Ada tuntutan yang lebih tinggi untuk punya sudut pandang yang cukup luas dan terbuka. Harus punya sisi hati yang legowo untuk membiarkan mereka bereksperimen dan belajar dari kesalahan mereka, bahkan saat kadang kesalahan itu lumayan bikin pusing buat diselesaikan. But at least, they’ll learn. We’ll all, learn.
Ada tuntutan yang lebih tinggi untuk punya sudut pandang yang cukup luas dan terbuka. Harus punya sisi hati yang legowo untuk membiarkan mereka bereksperimen dan belajar dari kesalahan mereka, bahkan saat kadang kesalahan itu lumayan bikin pusing buat diselesaikan. But at least, they’ll learn. We’ll all, learn.

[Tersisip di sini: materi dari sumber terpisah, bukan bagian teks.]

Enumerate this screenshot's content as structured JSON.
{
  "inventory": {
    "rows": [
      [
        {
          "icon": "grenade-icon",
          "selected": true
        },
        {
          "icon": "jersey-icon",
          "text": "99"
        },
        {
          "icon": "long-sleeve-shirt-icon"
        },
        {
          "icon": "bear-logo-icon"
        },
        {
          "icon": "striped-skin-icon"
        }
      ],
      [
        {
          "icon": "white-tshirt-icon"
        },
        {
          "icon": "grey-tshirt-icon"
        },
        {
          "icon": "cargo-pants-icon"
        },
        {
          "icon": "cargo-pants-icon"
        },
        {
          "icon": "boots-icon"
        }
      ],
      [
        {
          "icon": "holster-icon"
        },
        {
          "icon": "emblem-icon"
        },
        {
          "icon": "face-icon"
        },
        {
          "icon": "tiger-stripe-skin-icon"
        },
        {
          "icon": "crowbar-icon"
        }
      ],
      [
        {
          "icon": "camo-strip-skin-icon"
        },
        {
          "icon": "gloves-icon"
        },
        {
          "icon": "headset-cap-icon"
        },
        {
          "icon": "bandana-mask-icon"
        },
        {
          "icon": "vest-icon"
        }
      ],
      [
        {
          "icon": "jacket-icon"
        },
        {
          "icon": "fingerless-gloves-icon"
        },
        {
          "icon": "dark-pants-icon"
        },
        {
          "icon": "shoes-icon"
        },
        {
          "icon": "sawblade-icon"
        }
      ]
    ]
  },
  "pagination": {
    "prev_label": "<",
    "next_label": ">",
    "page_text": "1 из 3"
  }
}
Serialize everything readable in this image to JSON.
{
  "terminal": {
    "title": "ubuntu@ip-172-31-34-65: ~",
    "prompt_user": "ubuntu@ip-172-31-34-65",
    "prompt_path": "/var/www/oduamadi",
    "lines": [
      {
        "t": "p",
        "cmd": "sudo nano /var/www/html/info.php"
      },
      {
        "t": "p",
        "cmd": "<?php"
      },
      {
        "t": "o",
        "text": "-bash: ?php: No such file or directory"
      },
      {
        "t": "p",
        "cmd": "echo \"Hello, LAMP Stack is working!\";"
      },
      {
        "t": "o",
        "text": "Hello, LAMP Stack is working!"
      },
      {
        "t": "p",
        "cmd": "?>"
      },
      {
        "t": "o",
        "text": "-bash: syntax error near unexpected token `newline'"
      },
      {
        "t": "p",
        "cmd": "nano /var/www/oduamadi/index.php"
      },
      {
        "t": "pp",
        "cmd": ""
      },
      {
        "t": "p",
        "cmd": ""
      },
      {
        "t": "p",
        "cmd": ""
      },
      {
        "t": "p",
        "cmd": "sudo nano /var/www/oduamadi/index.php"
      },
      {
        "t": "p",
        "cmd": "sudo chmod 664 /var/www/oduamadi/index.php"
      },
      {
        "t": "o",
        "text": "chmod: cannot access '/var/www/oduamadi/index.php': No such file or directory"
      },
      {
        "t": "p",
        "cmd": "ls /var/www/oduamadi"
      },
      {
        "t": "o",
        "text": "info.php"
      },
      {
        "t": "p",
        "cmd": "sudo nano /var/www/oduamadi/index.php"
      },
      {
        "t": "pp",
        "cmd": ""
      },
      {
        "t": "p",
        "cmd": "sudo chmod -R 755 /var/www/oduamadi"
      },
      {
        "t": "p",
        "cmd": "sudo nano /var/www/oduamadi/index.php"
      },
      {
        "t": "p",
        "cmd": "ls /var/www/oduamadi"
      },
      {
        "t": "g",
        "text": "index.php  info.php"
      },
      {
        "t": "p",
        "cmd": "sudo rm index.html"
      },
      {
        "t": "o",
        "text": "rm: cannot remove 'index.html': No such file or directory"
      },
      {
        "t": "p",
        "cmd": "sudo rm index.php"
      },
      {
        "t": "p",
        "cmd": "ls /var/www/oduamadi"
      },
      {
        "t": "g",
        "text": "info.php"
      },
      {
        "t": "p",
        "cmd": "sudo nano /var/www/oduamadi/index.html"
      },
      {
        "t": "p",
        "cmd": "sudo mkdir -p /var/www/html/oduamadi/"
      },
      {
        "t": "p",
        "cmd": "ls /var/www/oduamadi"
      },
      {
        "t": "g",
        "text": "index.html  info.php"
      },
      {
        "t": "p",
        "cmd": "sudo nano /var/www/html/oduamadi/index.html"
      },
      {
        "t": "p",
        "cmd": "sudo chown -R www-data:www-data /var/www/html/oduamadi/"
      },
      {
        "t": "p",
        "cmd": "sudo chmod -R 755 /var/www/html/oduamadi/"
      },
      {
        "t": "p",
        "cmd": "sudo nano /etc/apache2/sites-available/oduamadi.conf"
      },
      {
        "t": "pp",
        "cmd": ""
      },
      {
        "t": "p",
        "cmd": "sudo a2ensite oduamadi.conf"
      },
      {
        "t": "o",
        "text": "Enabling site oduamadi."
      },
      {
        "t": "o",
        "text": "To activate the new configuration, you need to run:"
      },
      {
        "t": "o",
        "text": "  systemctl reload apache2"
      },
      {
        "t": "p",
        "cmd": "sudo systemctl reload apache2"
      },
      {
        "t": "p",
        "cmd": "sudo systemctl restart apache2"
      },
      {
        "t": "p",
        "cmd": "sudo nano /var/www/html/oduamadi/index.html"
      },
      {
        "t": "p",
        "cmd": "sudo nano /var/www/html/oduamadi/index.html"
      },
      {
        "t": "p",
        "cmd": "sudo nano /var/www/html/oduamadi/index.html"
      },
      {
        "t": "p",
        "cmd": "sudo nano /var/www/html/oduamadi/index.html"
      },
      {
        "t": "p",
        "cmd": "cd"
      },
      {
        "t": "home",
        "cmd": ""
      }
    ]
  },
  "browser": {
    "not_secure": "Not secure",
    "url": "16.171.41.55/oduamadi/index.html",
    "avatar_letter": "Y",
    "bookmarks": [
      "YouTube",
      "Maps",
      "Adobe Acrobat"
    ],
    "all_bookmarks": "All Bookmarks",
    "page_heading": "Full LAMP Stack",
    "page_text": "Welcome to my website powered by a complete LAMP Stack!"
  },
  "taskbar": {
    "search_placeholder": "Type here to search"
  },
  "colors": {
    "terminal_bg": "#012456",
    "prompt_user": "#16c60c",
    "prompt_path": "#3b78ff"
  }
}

Saya juga jadi amat sangat sering mengingatkan diri sendiri
buat cukup memberi arahan, kasih contoh apa yang harus dikerjakan, make sure
mereka paham standard kualitas seperti apa yang harus diberikan, lalu, mundur
dan mengobservasi saja dari jauh.
Saya bukan orang yang suka melakukan micromanagement, tapi
harus saya akui saya kadang lumayan control freak. Sementara, bagaimana saya
bisa pastikan mereka akan bisa mengambil alih kelak kalau saya juga tidak
membiarkan mereka buat mencoba.
Jadilah saya sering sekali harus marahi diri sendiri supaya
stop being a control freak. Membiarkan adanya ketidaksempurnaan selama nanti
semua itu diidentifikasi lalu dicari solusinya supaya kelak bisa lebih baik.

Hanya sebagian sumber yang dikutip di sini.